STUDENT MARCH: Protesters will march under the slogan 'Free education – no barriers, no borders, no business'

THOUSANDS OF students will take to the streets of London today (Nov 4) calling for free education in England and Wales.

Organised by the National Campaign Against Fees and Cuts (NCAFC), the group protesters will march under the slogan ‘Free education – no barriers, no borders, no business’ after the Government recently announced plans to abolish maintenance grants, instead, turning them into loans.
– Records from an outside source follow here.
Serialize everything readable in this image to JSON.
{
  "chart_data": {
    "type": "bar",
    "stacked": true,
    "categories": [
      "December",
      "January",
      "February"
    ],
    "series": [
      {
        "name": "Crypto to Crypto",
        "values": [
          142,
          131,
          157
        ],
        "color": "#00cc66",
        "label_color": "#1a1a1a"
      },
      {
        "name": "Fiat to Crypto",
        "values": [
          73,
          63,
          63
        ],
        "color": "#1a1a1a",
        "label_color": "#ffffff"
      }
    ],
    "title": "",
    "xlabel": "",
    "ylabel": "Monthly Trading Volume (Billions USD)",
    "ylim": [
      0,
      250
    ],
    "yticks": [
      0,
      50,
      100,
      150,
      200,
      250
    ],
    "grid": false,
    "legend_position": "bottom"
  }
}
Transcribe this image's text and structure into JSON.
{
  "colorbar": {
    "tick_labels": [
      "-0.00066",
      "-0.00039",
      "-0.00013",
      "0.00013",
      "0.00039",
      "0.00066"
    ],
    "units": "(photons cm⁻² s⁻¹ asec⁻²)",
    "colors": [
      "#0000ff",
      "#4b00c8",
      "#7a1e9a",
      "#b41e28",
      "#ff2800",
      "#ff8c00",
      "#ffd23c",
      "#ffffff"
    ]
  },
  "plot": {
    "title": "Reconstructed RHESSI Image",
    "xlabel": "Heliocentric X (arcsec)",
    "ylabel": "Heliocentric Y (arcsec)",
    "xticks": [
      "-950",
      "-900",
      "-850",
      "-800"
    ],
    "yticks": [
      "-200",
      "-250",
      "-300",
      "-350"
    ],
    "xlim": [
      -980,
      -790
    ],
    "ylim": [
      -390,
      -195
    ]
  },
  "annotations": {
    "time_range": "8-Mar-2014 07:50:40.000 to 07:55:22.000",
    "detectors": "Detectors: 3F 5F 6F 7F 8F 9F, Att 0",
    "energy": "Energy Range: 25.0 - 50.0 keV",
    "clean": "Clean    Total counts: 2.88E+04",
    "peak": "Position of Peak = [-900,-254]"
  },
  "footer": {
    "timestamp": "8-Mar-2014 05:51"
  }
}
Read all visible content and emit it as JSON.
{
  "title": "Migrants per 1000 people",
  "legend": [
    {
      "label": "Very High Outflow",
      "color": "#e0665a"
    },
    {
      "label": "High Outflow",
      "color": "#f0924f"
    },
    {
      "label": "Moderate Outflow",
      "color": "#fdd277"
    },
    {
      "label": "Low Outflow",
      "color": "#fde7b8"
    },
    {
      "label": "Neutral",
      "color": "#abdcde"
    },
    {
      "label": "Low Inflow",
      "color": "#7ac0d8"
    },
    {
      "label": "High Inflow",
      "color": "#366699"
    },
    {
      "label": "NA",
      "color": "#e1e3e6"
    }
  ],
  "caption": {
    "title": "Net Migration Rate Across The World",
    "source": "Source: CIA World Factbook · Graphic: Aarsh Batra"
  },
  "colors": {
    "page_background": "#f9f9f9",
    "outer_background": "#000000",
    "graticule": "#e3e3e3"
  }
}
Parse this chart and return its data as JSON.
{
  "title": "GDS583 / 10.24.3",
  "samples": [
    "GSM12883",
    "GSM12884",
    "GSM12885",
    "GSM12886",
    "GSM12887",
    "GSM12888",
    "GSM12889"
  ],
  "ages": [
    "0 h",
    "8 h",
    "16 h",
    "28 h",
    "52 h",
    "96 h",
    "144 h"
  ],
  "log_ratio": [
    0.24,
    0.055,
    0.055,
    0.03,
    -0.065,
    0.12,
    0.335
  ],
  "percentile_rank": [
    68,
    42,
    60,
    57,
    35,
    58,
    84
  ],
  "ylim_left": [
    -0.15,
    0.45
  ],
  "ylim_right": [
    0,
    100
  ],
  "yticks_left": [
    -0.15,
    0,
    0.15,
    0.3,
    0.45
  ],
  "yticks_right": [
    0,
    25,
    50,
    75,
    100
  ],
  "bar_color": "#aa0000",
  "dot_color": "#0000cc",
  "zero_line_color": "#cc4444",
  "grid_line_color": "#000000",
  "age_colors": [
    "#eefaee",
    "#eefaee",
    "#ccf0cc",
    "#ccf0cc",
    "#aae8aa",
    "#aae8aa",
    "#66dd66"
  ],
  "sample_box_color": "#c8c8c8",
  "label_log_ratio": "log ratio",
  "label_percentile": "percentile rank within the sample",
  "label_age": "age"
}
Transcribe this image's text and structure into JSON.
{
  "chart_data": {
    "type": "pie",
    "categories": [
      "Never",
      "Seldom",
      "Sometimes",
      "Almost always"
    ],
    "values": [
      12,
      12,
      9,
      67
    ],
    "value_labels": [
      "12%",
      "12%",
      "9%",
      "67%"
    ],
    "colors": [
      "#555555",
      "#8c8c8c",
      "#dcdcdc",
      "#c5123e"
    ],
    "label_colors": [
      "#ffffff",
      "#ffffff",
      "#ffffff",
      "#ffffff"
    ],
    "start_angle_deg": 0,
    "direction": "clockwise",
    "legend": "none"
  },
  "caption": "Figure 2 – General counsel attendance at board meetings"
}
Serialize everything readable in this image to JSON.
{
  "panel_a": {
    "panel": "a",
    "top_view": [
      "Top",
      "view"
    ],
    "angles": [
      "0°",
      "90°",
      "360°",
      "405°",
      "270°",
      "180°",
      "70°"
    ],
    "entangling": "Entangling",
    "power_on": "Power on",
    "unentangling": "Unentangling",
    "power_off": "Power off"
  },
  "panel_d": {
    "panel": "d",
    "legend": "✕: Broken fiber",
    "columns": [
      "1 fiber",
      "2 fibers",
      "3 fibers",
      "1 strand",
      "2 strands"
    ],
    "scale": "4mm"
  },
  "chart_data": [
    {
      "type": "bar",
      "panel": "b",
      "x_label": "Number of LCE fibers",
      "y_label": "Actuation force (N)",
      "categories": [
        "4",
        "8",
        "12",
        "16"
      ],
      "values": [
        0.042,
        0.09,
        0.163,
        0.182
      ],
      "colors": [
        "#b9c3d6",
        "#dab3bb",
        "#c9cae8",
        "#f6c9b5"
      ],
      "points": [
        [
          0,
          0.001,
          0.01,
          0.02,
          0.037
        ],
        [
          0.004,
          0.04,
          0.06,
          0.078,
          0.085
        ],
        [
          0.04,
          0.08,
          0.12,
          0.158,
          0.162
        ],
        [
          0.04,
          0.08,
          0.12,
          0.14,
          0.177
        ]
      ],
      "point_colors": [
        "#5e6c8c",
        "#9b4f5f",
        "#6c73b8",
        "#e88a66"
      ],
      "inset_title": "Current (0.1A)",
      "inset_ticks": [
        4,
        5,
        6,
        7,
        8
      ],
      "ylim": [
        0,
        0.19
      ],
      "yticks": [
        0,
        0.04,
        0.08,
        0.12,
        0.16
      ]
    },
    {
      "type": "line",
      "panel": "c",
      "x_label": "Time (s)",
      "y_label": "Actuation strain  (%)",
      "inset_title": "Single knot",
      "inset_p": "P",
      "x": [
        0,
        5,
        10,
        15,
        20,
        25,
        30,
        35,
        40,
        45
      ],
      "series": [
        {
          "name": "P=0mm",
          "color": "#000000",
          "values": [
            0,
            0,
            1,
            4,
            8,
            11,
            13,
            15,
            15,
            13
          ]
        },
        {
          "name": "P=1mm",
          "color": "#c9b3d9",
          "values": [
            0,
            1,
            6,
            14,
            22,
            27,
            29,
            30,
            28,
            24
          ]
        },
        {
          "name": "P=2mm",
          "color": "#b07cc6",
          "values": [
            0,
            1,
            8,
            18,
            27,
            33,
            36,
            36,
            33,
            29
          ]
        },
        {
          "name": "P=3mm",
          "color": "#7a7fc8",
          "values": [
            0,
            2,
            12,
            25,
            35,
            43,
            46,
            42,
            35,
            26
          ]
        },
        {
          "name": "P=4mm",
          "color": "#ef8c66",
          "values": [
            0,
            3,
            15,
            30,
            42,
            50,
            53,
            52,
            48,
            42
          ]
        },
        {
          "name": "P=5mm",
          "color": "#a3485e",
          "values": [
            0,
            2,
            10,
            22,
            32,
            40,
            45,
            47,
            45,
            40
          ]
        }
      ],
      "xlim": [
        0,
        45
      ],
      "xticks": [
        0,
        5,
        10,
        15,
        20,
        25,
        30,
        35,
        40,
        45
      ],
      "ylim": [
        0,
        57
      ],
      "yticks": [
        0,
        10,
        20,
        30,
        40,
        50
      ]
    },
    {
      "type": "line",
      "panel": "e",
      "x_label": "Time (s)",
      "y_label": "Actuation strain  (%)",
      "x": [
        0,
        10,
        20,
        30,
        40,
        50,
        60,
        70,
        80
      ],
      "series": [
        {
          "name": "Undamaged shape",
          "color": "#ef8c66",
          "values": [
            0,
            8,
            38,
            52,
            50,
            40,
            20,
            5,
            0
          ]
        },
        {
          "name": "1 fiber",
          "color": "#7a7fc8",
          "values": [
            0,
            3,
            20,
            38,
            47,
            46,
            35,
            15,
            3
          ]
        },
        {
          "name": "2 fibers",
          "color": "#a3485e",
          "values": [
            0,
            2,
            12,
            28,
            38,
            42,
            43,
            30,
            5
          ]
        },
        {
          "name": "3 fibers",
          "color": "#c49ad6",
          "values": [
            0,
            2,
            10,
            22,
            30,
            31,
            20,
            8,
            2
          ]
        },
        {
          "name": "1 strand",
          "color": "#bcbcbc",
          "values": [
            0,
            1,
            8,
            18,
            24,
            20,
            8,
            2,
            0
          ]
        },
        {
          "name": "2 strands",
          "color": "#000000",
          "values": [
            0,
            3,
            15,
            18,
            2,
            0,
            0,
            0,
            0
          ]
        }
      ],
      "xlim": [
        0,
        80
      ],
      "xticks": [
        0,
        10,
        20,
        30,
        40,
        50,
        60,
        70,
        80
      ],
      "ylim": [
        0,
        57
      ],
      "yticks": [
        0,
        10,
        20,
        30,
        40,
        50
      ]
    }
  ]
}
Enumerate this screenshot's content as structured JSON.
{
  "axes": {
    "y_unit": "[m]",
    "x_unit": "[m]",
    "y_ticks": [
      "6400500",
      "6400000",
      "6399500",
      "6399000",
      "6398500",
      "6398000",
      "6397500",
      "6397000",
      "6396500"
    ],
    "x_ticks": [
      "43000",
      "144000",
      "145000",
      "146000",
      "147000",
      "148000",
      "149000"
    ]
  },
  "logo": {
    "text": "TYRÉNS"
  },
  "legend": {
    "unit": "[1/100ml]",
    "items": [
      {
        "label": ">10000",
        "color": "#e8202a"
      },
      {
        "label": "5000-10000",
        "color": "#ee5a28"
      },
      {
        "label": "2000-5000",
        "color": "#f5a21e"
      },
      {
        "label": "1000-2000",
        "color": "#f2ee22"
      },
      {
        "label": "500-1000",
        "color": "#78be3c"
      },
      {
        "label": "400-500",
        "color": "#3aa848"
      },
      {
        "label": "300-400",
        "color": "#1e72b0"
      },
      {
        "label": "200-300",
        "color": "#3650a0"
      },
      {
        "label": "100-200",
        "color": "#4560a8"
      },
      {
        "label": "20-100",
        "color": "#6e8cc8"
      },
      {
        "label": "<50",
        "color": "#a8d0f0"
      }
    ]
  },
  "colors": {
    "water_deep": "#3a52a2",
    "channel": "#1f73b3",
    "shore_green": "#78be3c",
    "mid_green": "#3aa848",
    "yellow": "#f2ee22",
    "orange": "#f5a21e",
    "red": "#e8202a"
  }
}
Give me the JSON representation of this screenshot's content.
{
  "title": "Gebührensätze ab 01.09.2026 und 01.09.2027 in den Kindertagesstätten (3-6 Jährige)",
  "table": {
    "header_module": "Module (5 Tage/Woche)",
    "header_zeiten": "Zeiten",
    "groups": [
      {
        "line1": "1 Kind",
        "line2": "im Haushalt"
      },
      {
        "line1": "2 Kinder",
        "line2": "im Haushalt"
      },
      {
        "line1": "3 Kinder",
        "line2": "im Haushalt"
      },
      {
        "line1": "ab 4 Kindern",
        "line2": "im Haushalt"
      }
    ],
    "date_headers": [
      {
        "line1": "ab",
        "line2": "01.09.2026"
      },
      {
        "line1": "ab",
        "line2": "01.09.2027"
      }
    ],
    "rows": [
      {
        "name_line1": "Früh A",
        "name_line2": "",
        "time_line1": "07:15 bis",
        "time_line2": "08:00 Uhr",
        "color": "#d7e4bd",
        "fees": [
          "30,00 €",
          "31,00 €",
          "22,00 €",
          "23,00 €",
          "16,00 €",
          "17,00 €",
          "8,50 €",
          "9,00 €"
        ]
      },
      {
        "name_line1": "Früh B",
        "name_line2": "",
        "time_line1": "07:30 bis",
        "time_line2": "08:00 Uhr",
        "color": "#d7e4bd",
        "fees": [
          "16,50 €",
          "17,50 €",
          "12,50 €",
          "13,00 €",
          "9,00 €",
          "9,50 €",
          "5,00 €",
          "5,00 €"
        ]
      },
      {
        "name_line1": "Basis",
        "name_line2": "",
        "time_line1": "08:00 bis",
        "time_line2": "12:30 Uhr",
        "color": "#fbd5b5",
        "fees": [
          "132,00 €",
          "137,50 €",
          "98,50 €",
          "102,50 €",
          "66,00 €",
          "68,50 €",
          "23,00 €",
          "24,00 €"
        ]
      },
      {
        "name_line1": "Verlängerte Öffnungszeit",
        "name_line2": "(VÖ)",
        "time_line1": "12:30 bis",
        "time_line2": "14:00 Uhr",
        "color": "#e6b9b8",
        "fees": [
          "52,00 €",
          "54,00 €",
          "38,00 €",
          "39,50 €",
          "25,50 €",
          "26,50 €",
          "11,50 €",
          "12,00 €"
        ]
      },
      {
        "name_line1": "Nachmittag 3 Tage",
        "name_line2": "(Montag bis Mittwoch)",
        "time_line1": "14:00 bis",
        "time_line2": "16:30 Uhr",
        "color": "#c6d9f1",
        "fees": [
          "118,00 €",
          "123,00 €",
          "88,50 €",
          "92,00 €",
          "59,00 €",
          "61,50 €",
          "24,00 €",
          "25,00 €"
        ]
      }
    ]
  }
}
The NCAFC said the move will leave the poorest students in ‘more and more debt’ after years of fee increases, calling the Government’s move a ‘concerted attempt to turn higher education into a market system, run like a business, with more and more provision privatised and outsourced’.

Backed by the National Union of Students (NUS), the NCAFC said the protest is also backed by Unite the Union and will be attended by students from over forty campuses, adding how it has also been personally endorsed and promoted by Jeremy Corbyn.

During his leadership campaign, Corbyn said he wanted to scrap tuition fees and reintroduce maintenance grants, a policy he costed at £10bn a year. The party’s higher education spokesman, Gordon Marsden, said its policy would now go into a consultation process. “It’s really important we have a far more inclusive consultation within the party than we’ve had in the past,” he said.

Deborah Hermanns, from the National Campaign Against Fees and Cuts, which has organised the London demonstration, said: “The political climate is different now. We have a leader of the Labour party who is fully behind us, a re-energised activist base and a growing realisation among those involved that this has to be a starting point rather than an end it itself.”

Last year, 10,000 people took part in a student protest in the capital that ended in series of scuffles and accusations of police violence. The protest against tuition fees and spending cuts was the biggest mobilisation of students since 2010, when demonstrators occupied Tory party offices at Millbank.